Since you know both the position and the velocity of the object at each time point, the natural choice would be to use cubic spline interpolation.
Specifically, let the position and velocity vectors of the object at time t0 be x0 and v0, and let the corresponding position and velocity at time t1 > t0 be x1 and v1. Then there is a unique cubic polynomial:
p(t) = at3 + bt2 + ct + d
p'(t) = 3at2 + 2bt + c
such that p(t0) = x0, p'(t0) = v0, p(t1) = x1 and p'(t1) = v1.
We can use this polynomial to interpolate the position and velocity of the object at any time t0 ≤ t ≤ t1 by choosing x(t) = p(t) and v(t) = p'(t).
It's possible to solve for the coefficients a, b, c, d of p directly from the boundary conditions above, but in practice, it's easiest to start by shifting and rescaling time by t ↦ (t − t0) / (t1 − t0), so that t0 maps to 0 and t1 maps to 1. (Note that this also requires us to rescale the velocities to v0* = v0 / (t1 − t0) and v1* = v1 / (t1 − t0).) This gives us the four equations:
p(0) = d = x0,
p'(0) = c = v0*,
p(1) = a + b + c + d = x1,
p'(1) = 3a + 2b + c = v1*.
The first two equations directly give the coefficients c and d, so we only need to solve for a and b. A little bit of linear algebra gives the solution:
a = v0* + v1* + 2(x0 − x1),
b = −2v0* − v1* − 3(x0 − x1),
c = v0*,
d = x0.
We can then plug these values back into the definition of p above and evaluate it at t* = (t − t0) / (t1 − t0) to get the interpolated position of the object at time t. To get the velocity, we can plug the same values into p', evaluate it at t* and multiply the result by (t1 − t0) to rescale it back into our proper time.
Since this is Stack Overflow, here's some simple Python code to do this:
def interpolate (t, t0, x0, v0, t1, x1, v1):
# scale time so that t0 -> 0 and t1 -> 1
timescale = t1 - t0
t = (t - t0) / timescale
v0 /= timescale
v1 /= timescale
# calculate the coefficients of the polynomial
a = v0 + v1 + 2*(x0 - x1)
b = -2*v0 - v1 - 3*(x0 - x1)
c = v0
d = x0
# calculate position and velocity at time t
x = ((a*t + b)*t + c)*t + d
v = ((3*a*t + 2*b)*t + c) * timescale
return (x, v)
(Converting this to C# should be straightforward, since basic arithmetic works the same in both languages.)

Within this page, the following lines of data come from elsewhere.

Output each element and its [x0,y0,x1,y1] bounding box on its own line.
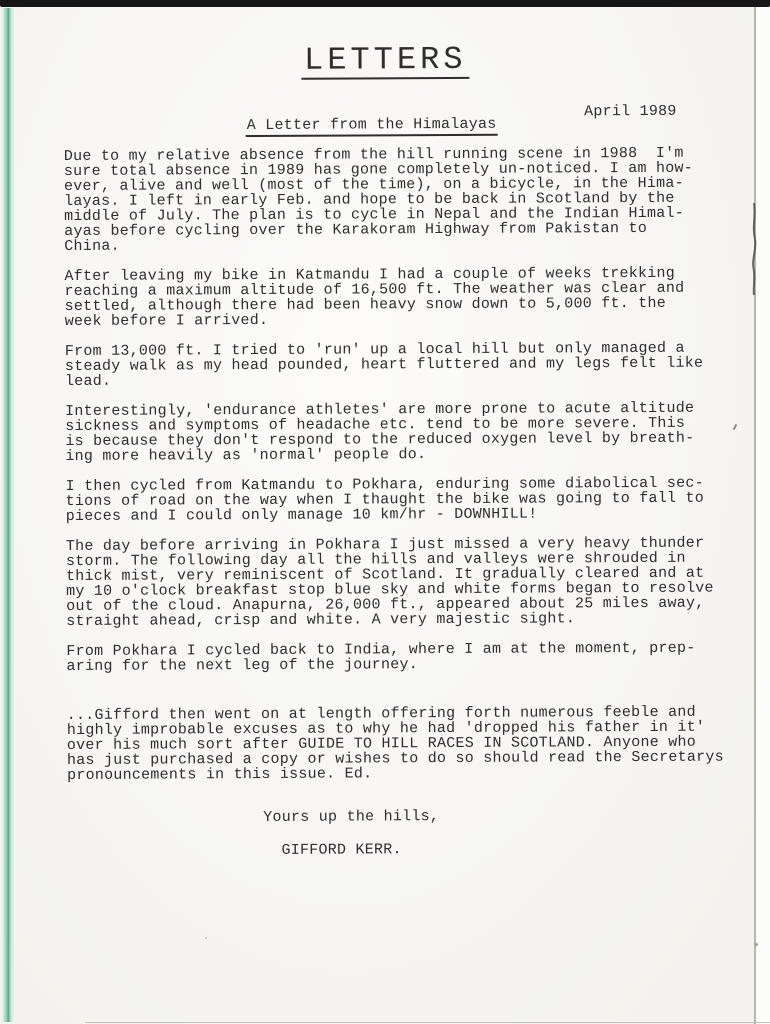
letter-signature: GIFFORD KERR. [67,841,711,859]
scan-right-margin [756,7,770,1024]
letter-paragraph-7: From Pokhara I cycled back to India, whe… [66,641,710,674]
letter-title: A Letter from the Himalayas [50,116,694,138]
letter-title-text: A Letter from the Himalayas [246,117,498,137]
letter-paragraph-2: After leaving my bike in Katmandu I had … [64,266,708,329]
letter-paragraph-3: From 13,000 ft. I tried to 'run' up a lo… [65,341,709,389]
scanned-letter-page: LETTERS April 1989 A Letter from the Him… [0,0,770,1024]
letter-paragraph-4: Interestingly, 'endurance athletes' are … [65,401,709,464]
letter-paragraph-1: Due to my relative absence from the hill… [64,146,709,254]
letter-paragraph-5: I then cycled from Katmandu to Pokhara, … [66,476,710,524]
letter-closing: Yours up the hills, [67,808,711,826]
masthead-title-text: LETTERS [301,43,470,80]
scan-speck [755,943,758,946]
letter-body: Due to my relative absence from the hill… [64,146,711,783]
scan-bottom-line [85,1022,770,1023]
editor-note: ...Gifford then went on at length offeri… [67,705,711,783]
scan-speck [733,424,738,430]
scan-speck [205,937,207,939]
page-binding-edge [2,8,14,1022]
masthead-title: LETTERS [63,41,707,81]
letter-paragraph-6: The day before arriving in Pokhara I jus… [66,536,710,629]
page-edge-crease [749,203,759,295]
letter-content: LETTERS April 1989 A Letter from the Him… [63,0,711,859]
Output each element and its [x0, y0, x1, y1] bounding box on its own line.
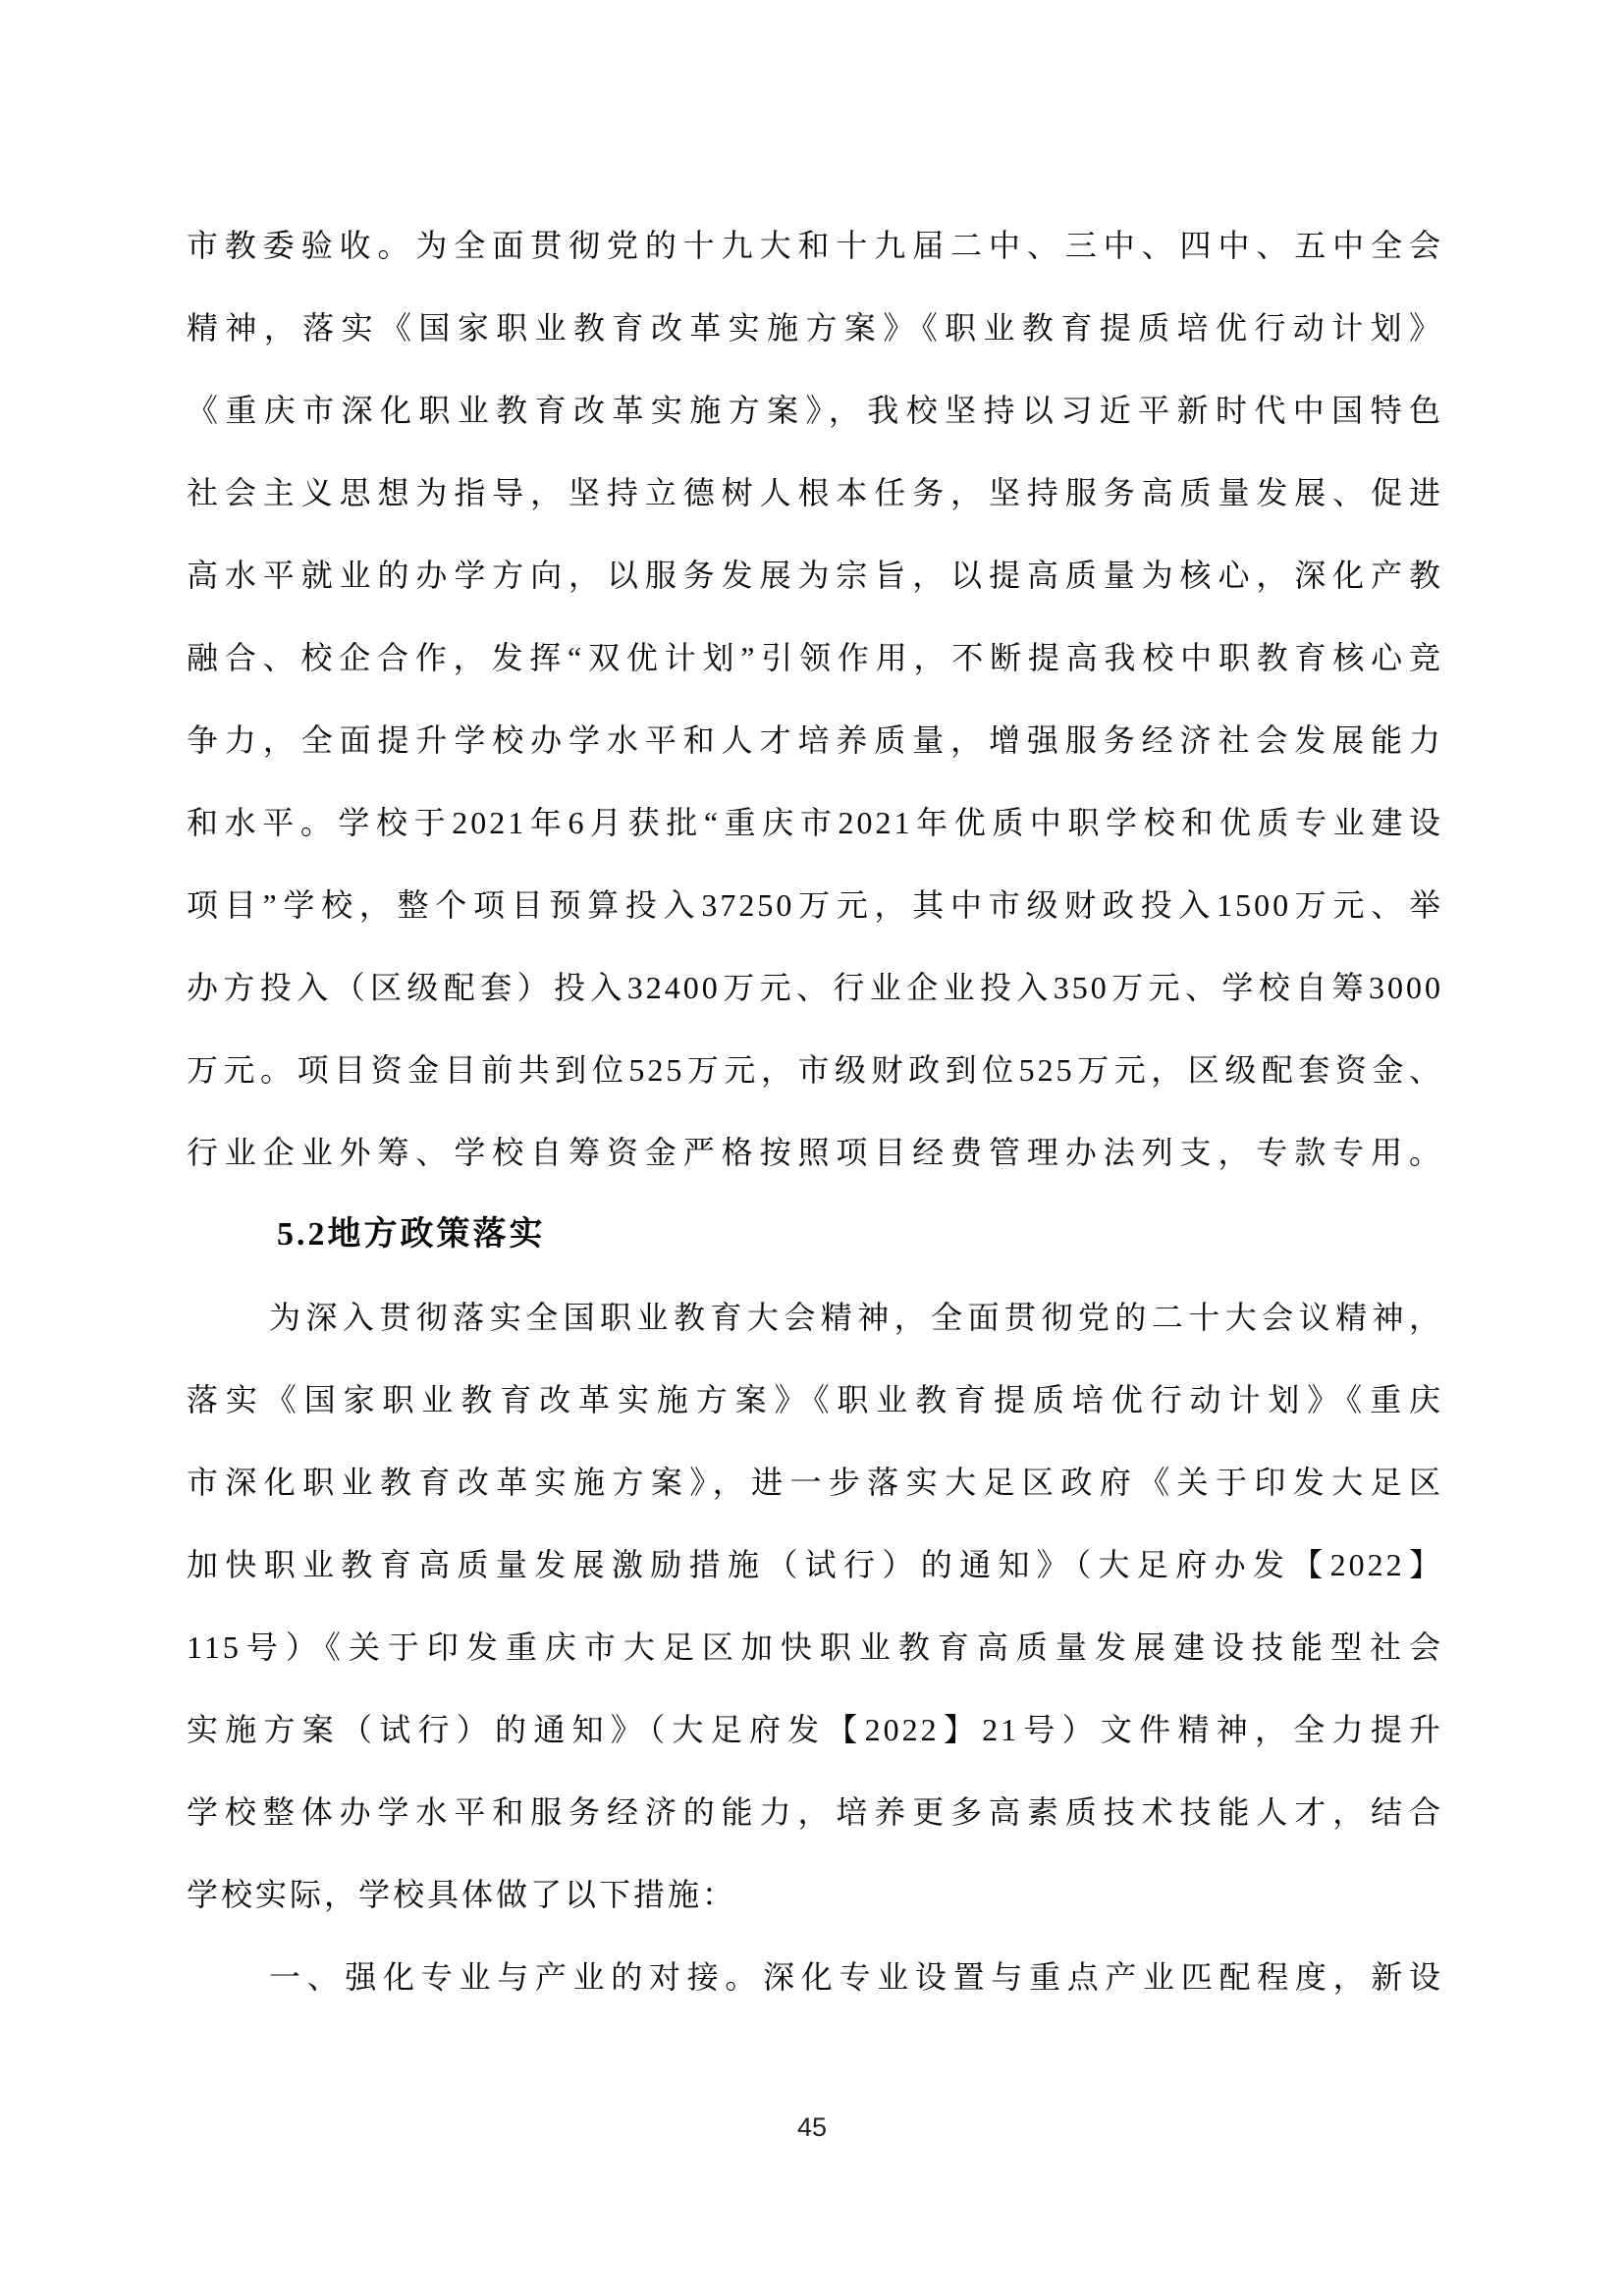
paragraph-line: 一、强化专业与产业的对接。深化专业设置与重点产业匹配程度，新设 [187, 1936, 1443, 2018]
paragraph-line: 《重庆市深化职业教育改革实施方案》，我校坚持以习近平新时代中国特色 [187, 369, 1443, 452]
paragraph-line: 办方投入（区级配套）投入32400万元、行业企业投入350万元、学校自筹3000 [187, 946, 1443, 1029]
paragraph-line: 和水平。学校于2021年6月获批“重庆市2021年优质中职学校和优质专业建设 [187, 781, 1443, 864]
paragraph-line: 社会主义思想为指导，坚持立德树人根本任务，坚持服务高质量发展、促进 [187, 452, 1443, 534]
paragraph-line: 万元。项目资金目前共到位525万元，市级财政到位525万元，区级配套资金、 [187, 1029, 1443, 1111]
paragraph-line: 加快职业教育高质量发展激励措施（试行）的通知》（大足府办发【2022】 [187, 1523, 1443, 1606]
paragraph-line: 115号）《关于印发重庆市大足区加快职业教育高质量发展建设技能型社会 [187, 1606, 1443, 1688]
page-number: 45 [0, 2112, 1624, 2143]
paragraph-line: 市教委验收。为全面贯彻党的十九大和十九届二中、三中、四中、五中全会 [187, 204, 1443, 287]
paragraph-line: 实施方案（试行）的通知》（大足府发【2022】21号）文件精神，全力提升 [187, 1688, 1443, 1771]
paragraph-line: 行业企业外筹、学校自筹资金严格按照项目经费管理办法列支，专款专用。 [187, 1111, 1443, 1194]
document-page: 市教委验收。为全面贯彻党的十九大和十九届二中、三中、四中、五中全会 精神，落实《… [0, 0, 1624, 2296]
paragraph-line: 学校整体办学水平和服务经济的能力，培养更多高素质技术技能人才，结合 [187, 1771, 1443, 1853]
paragraph-line: 高水平就业的办学方向，以服务发展为宗旨，以提高质量为核心，深化产教 [187, 534, 1443, 616]
section-heading: 5.2地方政策落实 [187, 1194, 1443, 1276]
paragraph-line: 为深入贯彻落实全国职业教育大会精神，全面贯彻党的二十大会议精神， [187, 1276, 1443, 1359]
page-body: 市教委验收。为全面贯彻党的十九大和十九届二中、三中、四中、五中全会 精神，落实《… [187, 204, 1443, 2018]
paragraph-line: 融合、校企合作，发挥“双优计划”引领作用，不断提高我校中职教育核心竞 [187, 616, 1443, 699]
paragraph-line: 项目”学校，整个项目预算投入37250万元，其中市级财政投入1500万元、举 [187, 864, 1443, 946]
paragraph-line: 落实《国家职业教育改革实施方案》《职业教育提质培优行动计划》《重庆 [187, 1359, 1443, 1441]
paragraph-line: 学校实际，学校具体做了以下措施： [187, 1853, 1443, 1936]
paragraph-line: 精神，落实《国家职业教育改革实施方案》《职业教育提质培优行动计划》 [187, 287, 1443, 369]
paragraph-line: 市深化职业教育改革实施方案》，进一步落实大足区政府《关于印发大足区 [187, 1441, 1443, 1523]
paragraph-line: 争力，全面提升学校办学水平和人才培养质量，增强服务经济社会发展能力 [187, 699, 1443, 781]
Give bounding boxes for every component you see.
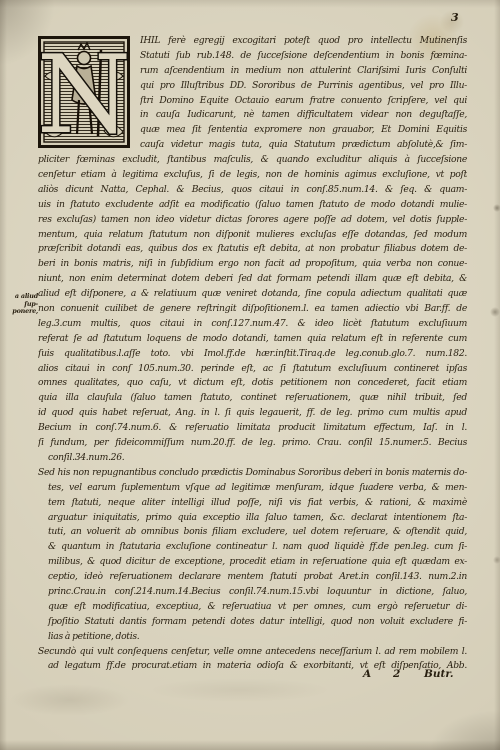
text-line: ſpoſitio Statuti dantis formam petendi d… — [38, 615, 467, 630]
text-line: omnes qualitates, quo caſu, vt dictum eſ… — [38, 376, 467, 391]
drop-cap-letter: N — [38, 36, 130, 148]
text-line: rum aſcendentium in medium non attulerin… — [140, 64, 467, 79]
signature-row: A 2 Butr. — [0, 668, 500, 684]
text-line: Secundò qui vult conſequens cenſetur, ve… — [38, 645, 467, 660]
text-line: tuti, an voluerit ab omnibus bonis filia… — [38, 525, 467, 540]
text-line: ſtri Domino Equite Octauio earum fratre … — [140, 94, 467, 109]
margin-note-line: a aliud ſup- — [3, 293, 38, 308]
text-block: N IHIL ferè egregij excogitari poteſt qu… — [38, 34, 467, 674]
paragraph-2-last-line: lias à petitione, dotis. — [38, 630, 467, 645]
text-line: pliciter fœminas excludit, ſtantibus maſ… — [38, 153, 467, 168]
text-line: tem ſtatuti, neque aliter intelligi illu… — [38, 496, 467, 511]
paragraph-1-last-line: conſil.34.num.26. — [38, 451, 467, 466]
text-line: qui pro Illuſtribus DD. Sororibus de Pur… — [140, 79, 467, 94]
text-line: aliud eſt diſponere, a & relatiuum quæ v… — [38, 287, 467, 302]
text-line: referat ſe ad ſtatutum loquens de modo d… — [38, 332, 467, 347]
text-line: ſuis qualitatibus.l.aſſe toto. vbi Imol.… — [38, 347, 467, 362]
text-line: niunt, non enim determinat dotem deberi … — [38, 272, 467, 287]
text-line: beri in bonis matris, niſi in ſubſidium … — [38, 257, 467, 272]
text-line: res excluſas) tamen non ideo videtur dic… — [38, 213, 467, 228]
text-line: cauſa videtur magis tuta, quia Statutum … — [140, 138, 467, 153]
text-line: id quod quis habet reſeruat, Ang. in l. … — [38, 406, 467, 421]
text-line: ceptio, ideò reſeruationem declarare men… — [38, 570, 467, 585]
woodcut-initial-graphic: N — [38, 36, 130, 148]
text-line: IHIL ferè egregij excogitari poteſt quod… — [140, 34, 467, 49]
text-line: quæ mea ſit ſententia expromere non grau… — [140, 123, 467, 138]
text-line: quia illa clauſula (ſaluo tamen ſtatuto,… — [38, 391, 467, 406]
margin-note: a aliud ſup- ponere, — [3, 293, 38, 316]
text-line: tes, vel earum ſuplementum vſque ad legi… — [38, 481, 467, 496]
catchword: Butr. — [424, 668, 454, 680]
text-line: non conuenit cuilibet de genere reſtring… — [38, 302, 467, 317]
text-line: uis in ſtatuto excludente adſit ea modif… — [38, 198, 467, 213]
text-line: in cauſa Iudicarunt, nè tamen difficulta… — [140, 108, 467, 123]
folio-number: 3 — [451, 11, 459, 24]
drop-cap-woodcut: N — [38, 36, 130, 148]
signature-letter: A — [363, 668, 371, 680]
margin-note-line: ponere, — [3, 308, 38, 316]
text-line: Becium in conſ.74.num.6. & reſeruatio li… — [38, 421, 467, 436]
text-line: ſi fundum, per fideicommiſſum num.20.ff.… — [38, 436, 467, 451]
paragraph-2-body: Sed his non repugnantibus concludo prædi… — [38, 466, 467, 630]
scanned-book-page: { "page": { "folio": "3", "signature_let… — [0, 0, 500, 750]
text-line: Statuti ſub rub.148. de ſucceſsione deſc… — [140, 49, 467, 64]
text-line: arguatur iniquitatis, primo quia excepti… — [38, 511, 467, 526]
paragraph-1-body: pliciter fœminas excludit, ſtantibus maſ… — [38, 153, 467, 451]
text-line: leg.3.cum multis, quos citaui in conſ.12… — [38, 317, 467, 332]
signature-number: 2 — [393, 668, 400, 680]
text-line: milibus, & quod dicitur de exceptione, p… — [38, 555, 467, 570]
text-line: mentum, quia relatum ſtatutum non diſpon… — [38, 228, 467, 243]
text-line: Sed his non repugnantibus concludo prædi… — [38, 466, 467, 481]
text-line: præſcribit dotandi eas, quibus dos ex ſt… — [38, 242, 467, 257]
text-line: & quantum in ſtatutaria excluſione conti… — [38, 540, 467, 555]
text-line: princ.Crau.in conſ.214.num.14.Becius con… — [38, 585, 467, 600]
text-line: aliòs dicunt Natta, Cephal. & Becius, qu… — [38, 183, 467, 198]
text-line: quæ eſt modificatiua, exceptiua, & reſer… — [38, 600, 467, 615]
text-line: alios citaui in conſ 105.num.30. perinde… — [38, 362, 467, 377]
text-line: cenſetur etiam à legitima excluſus, ſi d… — [38, 168, 467, 183]
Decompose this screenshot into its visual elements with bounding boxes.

Note that you can do the interpolation either in all three dimensions at once, by treating the positions and velocities (and the polynomial coefficients) as vectors, or you can simply do it in one dimension at a time; the interpolated positions and velocities depend linearly on the originals, so the result is the same either way (and doesn't depend on how you choose your coordinate axes).